This was a fantastic event to end a marvellous weekend festival – typically Glasgow in its ‘casual’ construction of magnificent all-inclusive, all-encompassing, multi-arts events. And this portion of the festival was resided over personally by Steve Reich, who is described as a “demanding critic” of the performances of his compositions. His presence is educational and completing, providing the often unusual third tip of the performer, composer, audience triangle.

Colin Currie Group © Chris Gloag
Colin Currie Group
© Chris Gloag

The concert captured a snapshot of the beating heart of Reich’s pioneering, compositional minimalism (quite viscerally, given the beating nature of his rhythms) – beginning with a piece stripped bare to the essential and ancestral, Music for Pieces of Wood. The Colin Currie Group were masterful and thorough to the last detail. No wonder, considering their close working relationship with Reich from the group’s conception. This tricky, technically demanding piece was executed to such effect and rhythmic perfection, presenting a weave of interlocking rhythms and combinations of parts that commanded the entire concert hall. The group managed to achieve such expression with what might seem like merely the limiting woodblock that it sent excited shivers, but then, therein lies Reich’s genius. When the piece ended, the silence poured in like a furious waterfall, showing the extent to which Reich and Group harnessed the environment.

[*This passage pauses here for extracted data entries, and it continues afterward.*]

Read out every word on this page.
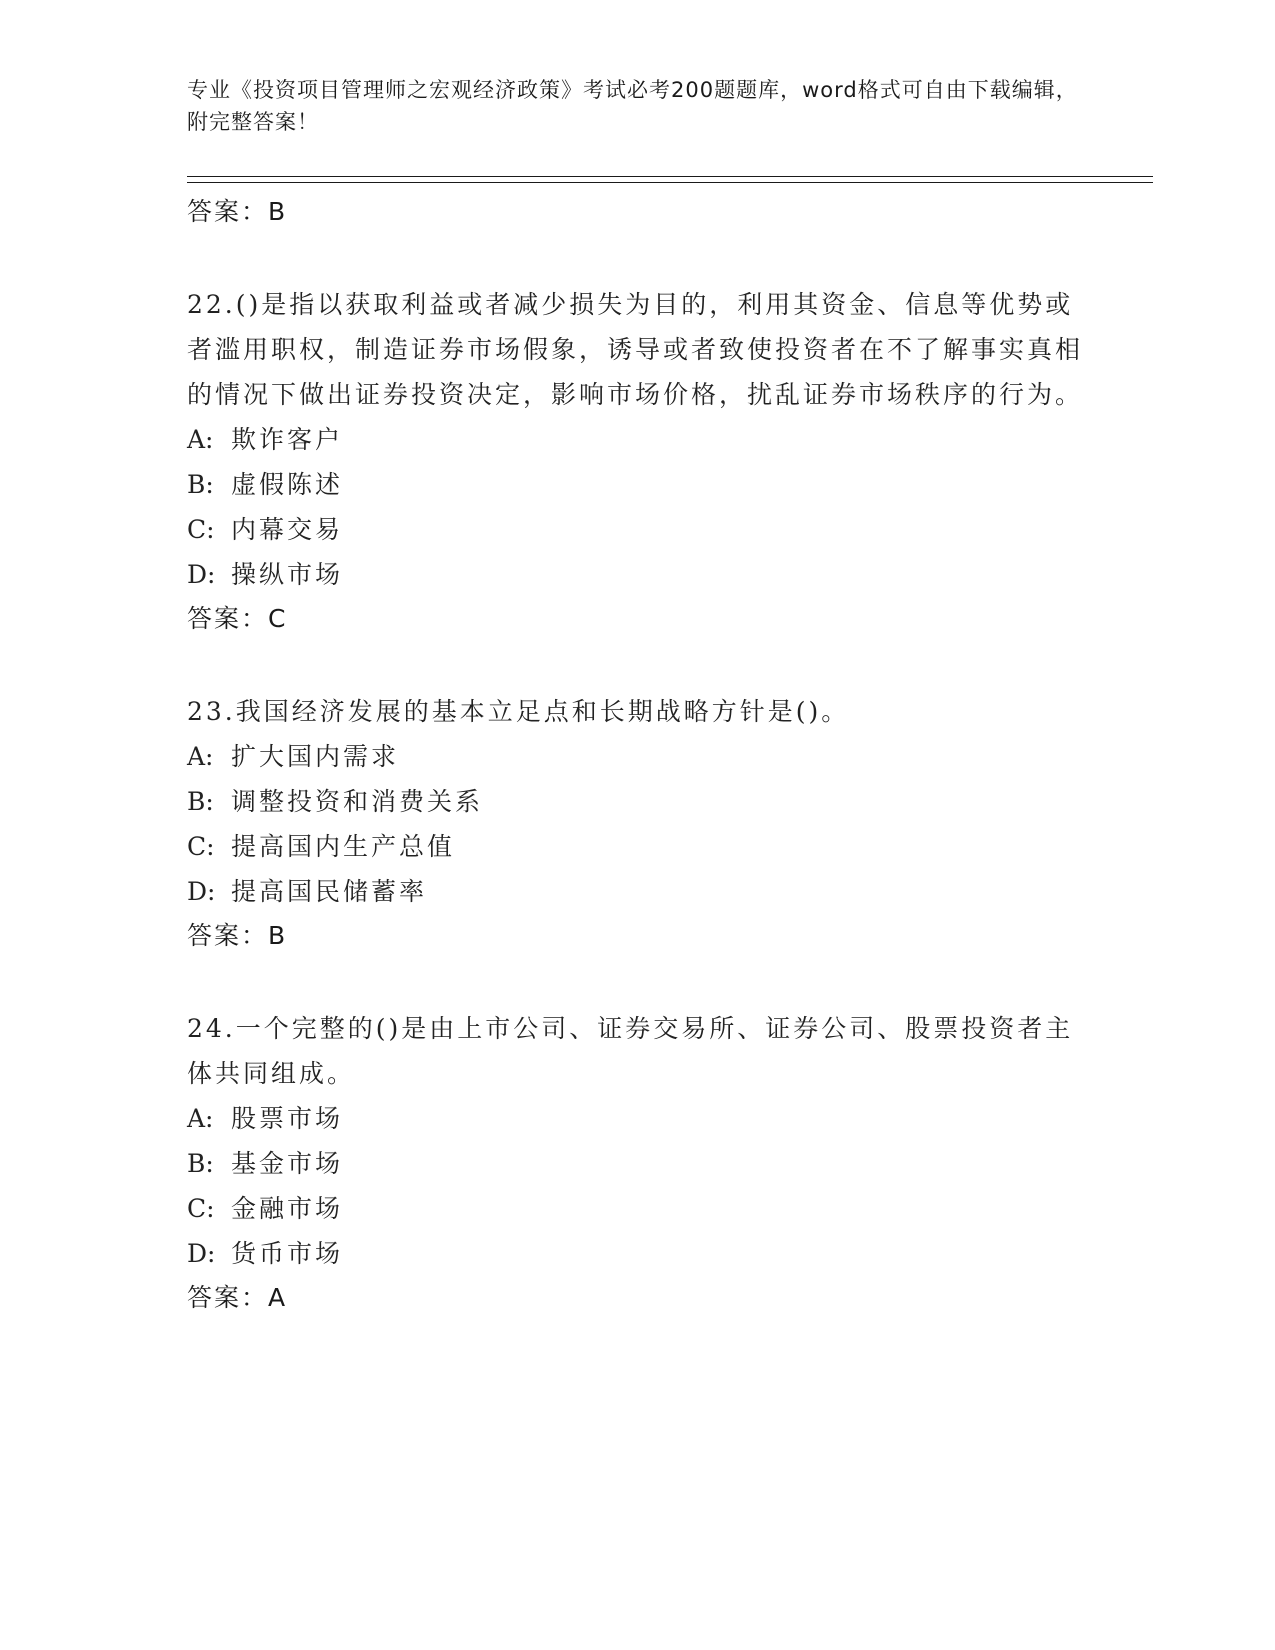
专业《投资项目管理师之宏观经济政策》考试必考200题题库，word格式可自由下载编辑，附完整答案！
答案：B
22.()是指以获取利益或者减少损失为目的，利用其资金、信息等优势或者滥用职权，制造证券市场假象，诱导或者致使投资者在不了解事实真相的情况下做出证券投资决定，影响市场价格，扰乱证券市场秩序的行为。
A: 欺诈客户
B: 虚假陈述
C: 内幕交易
D: 操纵市场
答案：C
23.我国经济发展的基本立足点和长期战略方针是()。
A: 扩大国内需求
B: 调整投资和消费关系
C: 提高国内生产总值
D: 提高国民储蓄率
答案：B
24.一个完整的()是由上市公司、证券交易所、证券公司、股票投资者主体共同组成。
A: 股票市场
B: 基金市场
C: 金融市场
D: 货币市场
答案：A
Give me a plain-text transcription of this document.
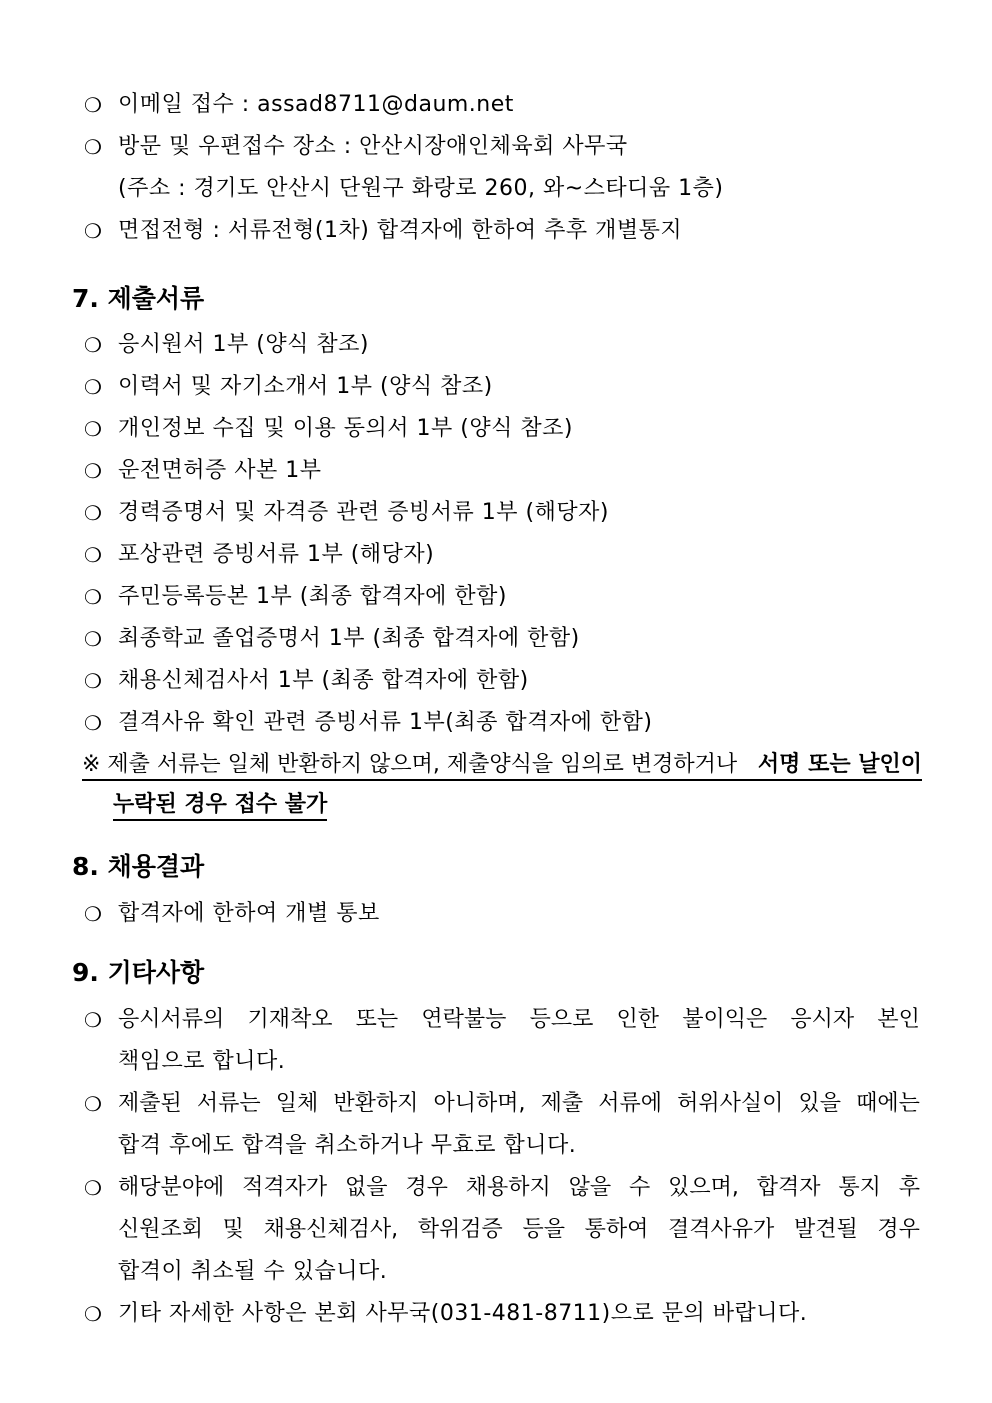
❍ 이메일 접수 : assad8711@daum.net
❍ 방문 및 우편접수 장소 : 안산시장애인체육회 사무국
(주소 : 경기도 안산시 단원구 화랑로 260, 와~스타디움 1층)
❍ 면접전형 : 서류전형(1차) 합격자에 한하여 추후 개별통지
7. 제출서류
❍ 응시원서 1부 (양식 참조)
❍ 이력서 및 자기소개서 1부 (양식 참조)
❍ 개인정보 수집 및 이용 동의서 1부 (양식 참조)
❍ 운전면허증 사본 1부
❍ 경력증명서 및 자격증 관련 증빙서류 1부 (해당자)
❍ 포상관련 증빙서류 1부 (해당자)
❍ 주민등록등본 1부 (최종 합격자에 한함)
❍ 최종학교 졸업증명서 1부 (최종 합격자에 한함)
❍ 채용신체검사서 1부 (최종 합격자에 한함)
❍ 결격사유 확인 관련 증빙서류 1부(최종 합격자에 한함)
※ 제출 서류는 일체 반환하지 않으며, 제출양식을 임의로 변경하거나 서명 또는 날인이
누락된 경우 접수 불가
8. 채용결과
❍ 합격자에 한하여 개별 통보
9. 기타사항
❍ 응시서류의 기재착오 또는 연락불능 등으로 인한 불이익은 응시자 본인
책임으로 합니다.
❍ 제출된 서류는 일체 반환하지 아니하며, 제출 서류에 허위사실이 있을 때에는
합격 후에도 합격을 취소하거나 무효로 합니다.
❍ 해당분야에 적격자가 없을 경우 채용하지 않을 수 있으며, 합격자 통지 후
신원조회 및 채용신체검사, 학위검증 등을 통하여 결격사유가 발견될 경우
합격이 취소될 수 있습니다.
❍ 기타 자세한 사항은 본회 사무국(031-481-8711)으로 문의 바랍니다.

Quartet added colourful layers to this gesso that cleansed the hall. But it still remained powerfully stripped – visualised by the topless piano of the two, whose guts are magnified and mirrored by the two vibraphones. An unconventional quartet indeed. The percussionists achieved beautiful resonance against the brooding, syncopated underlay of the pianos. The ensemble emphasised moments of clarity in the relentless, extraordinary sound world created, with hints of Jazz and Asian influences. It is important to note that all varying ensembles functioned smoothly throughout the concert, as a minimalist machine. Shimmers of excellence sparked from each player, but it is almost impossible to pick out individuals due to the intention of the music so striving, amidst the cogs and wheels, to capture essences.

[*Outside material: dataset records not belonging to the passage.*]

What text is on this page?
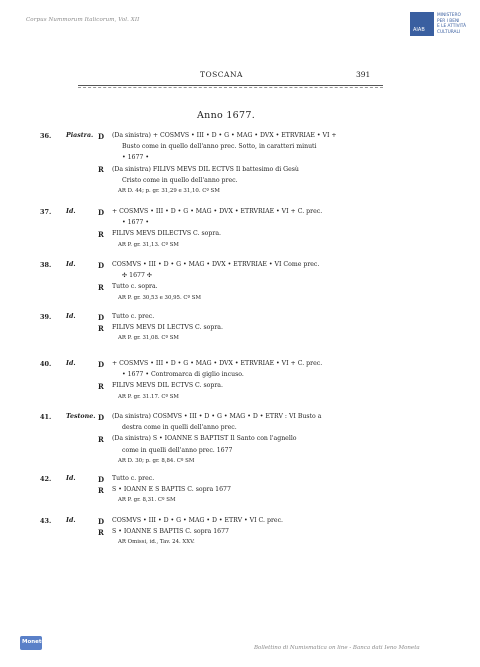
Corpus Nummorum Italicorum, Vol. XII
AIAB
MINISTERO
PER I BENI
E LE ATTIVITÀ
CULTURALI
TOSCANA	391
Anno 1677.
36. Piastra. D (Da sinistra) + COSMVS • III • D • G • MAG • DVX • ETRVRIAE • VI +
Busto come in quello dell'anno prec. Sotto, in caratteri minuti
• 1677 •
R (Da sinistra) FILIVS MEVS DIL ECTVS Il battesimo di Gesù
Cristo come in quello dell'anno prec.
AR D. 44; p. gr. 31,29 e 31,10. Cº SM
37. Id.	D + COSMVS • III • D • G • MAG • DVX • ETRVRIAE • VI + C. prec.
• 1677 •
R FILIVS MEVS DILECTVS C. sopra.
AR P. gr. 31,13. Cº SM
38. Id.	D COSMVS • III • D • G • MAG • DVX • ETRVRIAE • VI Come prec.
✣ 1677 ✣
R Tutto c. sopra.
AR P. gr. 30,53 e 30,95. Cº SM
39. Id.	D Tutto c. prec.
R FILIVS MEVS DI LECTVS C. sopra.
AR P. gr. 31,08. Cº SM
40. Id.	D + COSMVS • III • D • G • MAG • DVX • ETRVRIAE • VI + C. prec.
• 1677 • Contromarca di giglio incuso.
R FILIVS MEVS DIL ECTVS C. sopra.
AR P. gr. 31.17. Cº SM
41. Testone. D (Da sinistra) COSMVS • III • D • G • MAG • D • ETRV : VI Busto a
destra come in quelli dell'anno prec.
R (Da sinistra) S • IOANNE S BAPTIST Il Santo con l'agnello
come in quelli dell'anno prec. 1677
AR D. 30; p. gr. 8,84. Cº SM
42. Id.	D Tutto c. prec.
R S • IOANN E S BAPTIS C. sopra 1677
AR P. gr. 8,31. Cº SM
43. Id.	D COSMVS • III • D • G • MAG • D • ETRV • VI C. prec.
R S • IOANNE S BAPTIS C. sopra 1677
AR Omissi, id., Tav. 24. XXV.
Monete
Bollettino di Numismatica on line - Banca dati Ieno Moneta
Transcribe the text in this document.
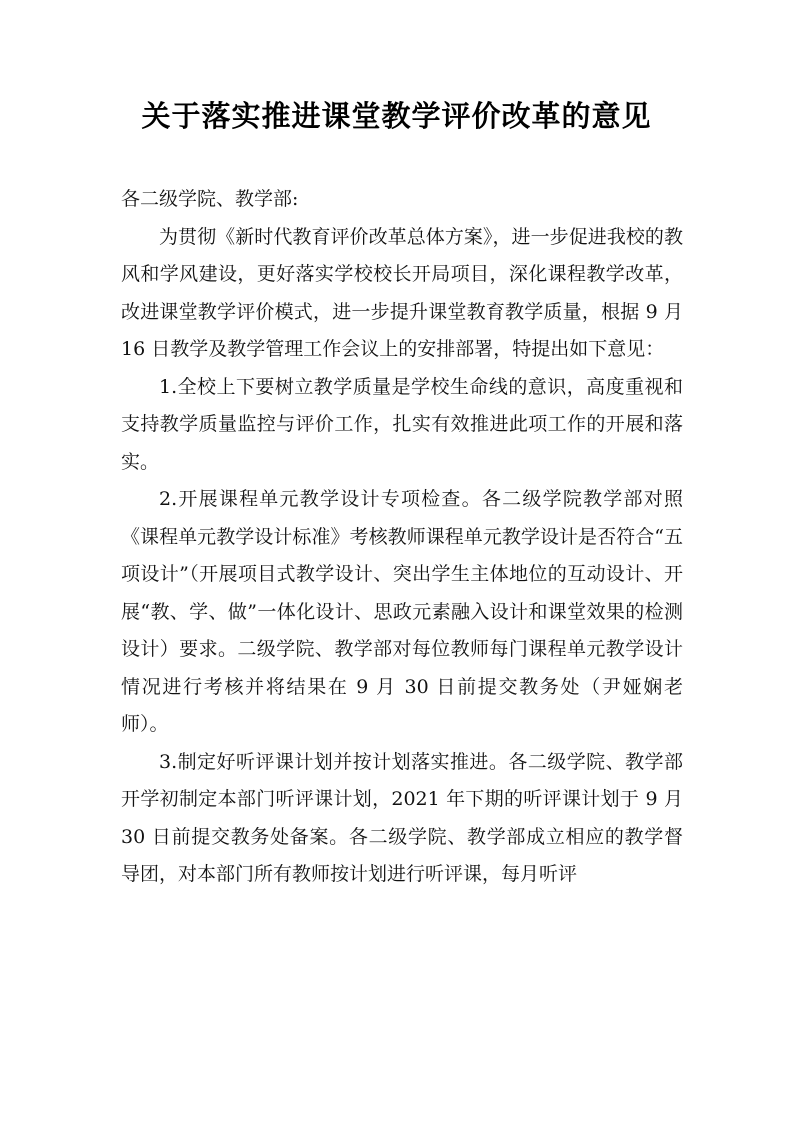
关于落实推进课堂教学评价改革的意见

各二级学院、教学部:

为贯彻《新时代教育评价改革总体方案》，进一步促进我校的教风和学风建设，更好落实学校校长开局项目，深化课程教学改革，改进课堂教学评价模式，进一步提升课堂教育教学质量，根据 9 月 16 日教学及教学管理工作会议上的安排部署，特提出如下意见：

1.全校上下要树立教学质量是学校生命线的意识，高度重视和支持教学质量监控与评价工作，扎实有效推进此项工作的开展和落实。

2.开展课程单元教学设计专项检查。各二级学院教学部对照《课程单元教学设计标准》考核教师课程单元教学设计是否符合“五项设计”（开展项目式教学设计、突出学生主体地位的互动设计、开展“教、学、做”一体化设计、思政元素融入设计和课堂效果的检测设计）要求。二级学院、教学部对每位教师每门课程单元教学设计情况进行考核并将结果在 9 月 30 日前提交教务处（尹娅娴老师）。

3.制定好听评课计划并按计划落实推进。各二级学院、教学部开学初制定本部门听评课计划，2021 年下期的听评课计划于 9 月 30 日前提交教务处备案。各二级学院、教学部成立相应的教学督导团，对本部门所有教师按计划进行听评课，每月听评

Synergy’s Scat-like vocals in Music for 18 Musicians were entrancing, particularly the well-pitched higher notes that pinged out effortlessly from Joanna Forbes L’Estrange. This piece further emphasises Reich’s intention to blur the line between body and instrument, environment and ensemble. It is incredible to watch and hear, a feat of stamina as well as musical ability. But it still feels accessible and carnal to a unique degree. The coloured lighting changed at points in the piece as if to sober the audience, to bring us out of the trance then slowly lower us back into the pot. Mention must be given to the engineers behind the sound and lighting. Especially David Sheppard (Sound Engineer), without whose command of the ensemble and venue the piece would be incomplete.

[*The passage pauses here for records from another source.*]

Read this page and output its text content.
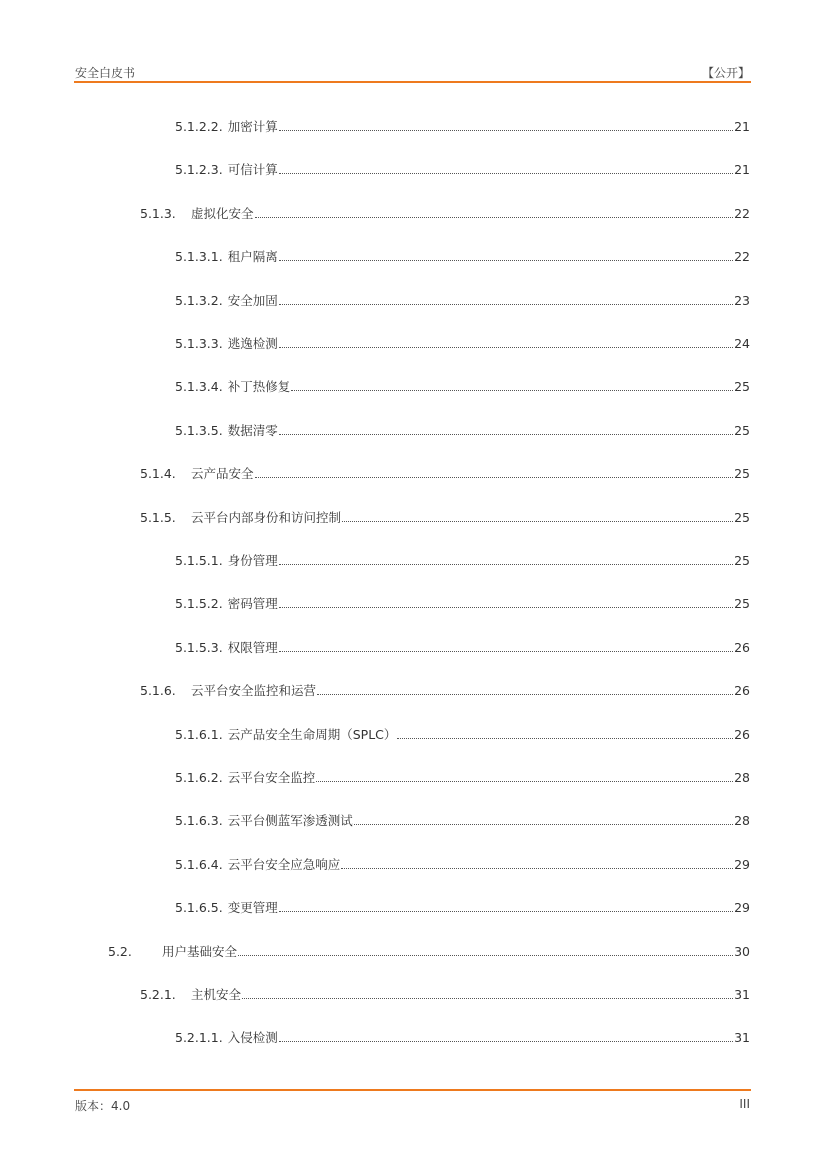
安全白皮书	【公开】
5.1.2.2. 加密计算	21
5.1.2.3. 可信计算	21
5.1.3.	虚拟化安全	22
5.1.3.1. 租户隔离	22
5.1.3.2. 安全加固	23
5.1.3.3. 逃逸检测	24
5.1.3.4. 补丁热修复	25
5.1.3.5. 数据清零	25
5.1.4.	云产品安全	25
5.1.5.	云平台内部身份和访问控制	25
5.1.5.1. 身份管理	25
5.1.5.2. 密码管理	25
5.1.5.3. 权限管理	26
5.1.6.	云平台安全监控和运营	26
5.1.6.1. 云产品安全生命周期（SPLC）	26
5.1.6.2. 云平台安全监控	28
5.1.6.3. 云平台侧蓝军渗透测试	28
5.1.6.4. 云平台安全应急响应	29
5.1.6.5. 变更管理	29
5.2.	用户基础安全	30
5.2.1.	主机安全	31
5.2.1.1. 入侵检测	31
版本：4.0	III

Symmetry is inescapable in this monumental piece. There are moments of clarity and moments of dissolution, just as in Music for Pieces of Wood. The bass clarinets (Timothy Lines and Daniel Broncano) had particular impact, and the textures and layers of voices throughout the musicians were extraordinarily alive, gelling harmoniously and in unison, in a Performance Art-like evocation. Again, similarly to Quartet, the quizzical high melody of the metallophone, heralding section changes, contrasts with the darker piano lines, playing with patterns of musical light above the melee. All three pieces are metamorphic, and the performers were too, with instrumentalists typically doubling up in Music for 18 Musicians. Choreographed, they moved easily around the stage. Reich’s creations are crying out for more collaboration.

I highly recommend anyone and everyone to take any opportunity they might have to witness Reich live, as well as the Colin Currie Group and Synergy Vocals. We are lucky to consult him whilst we still can, and to have such open laboratories for new music unbelievably nearly 50 years old. This concert and weekend was a splendid celebration of minimalism and collaboration.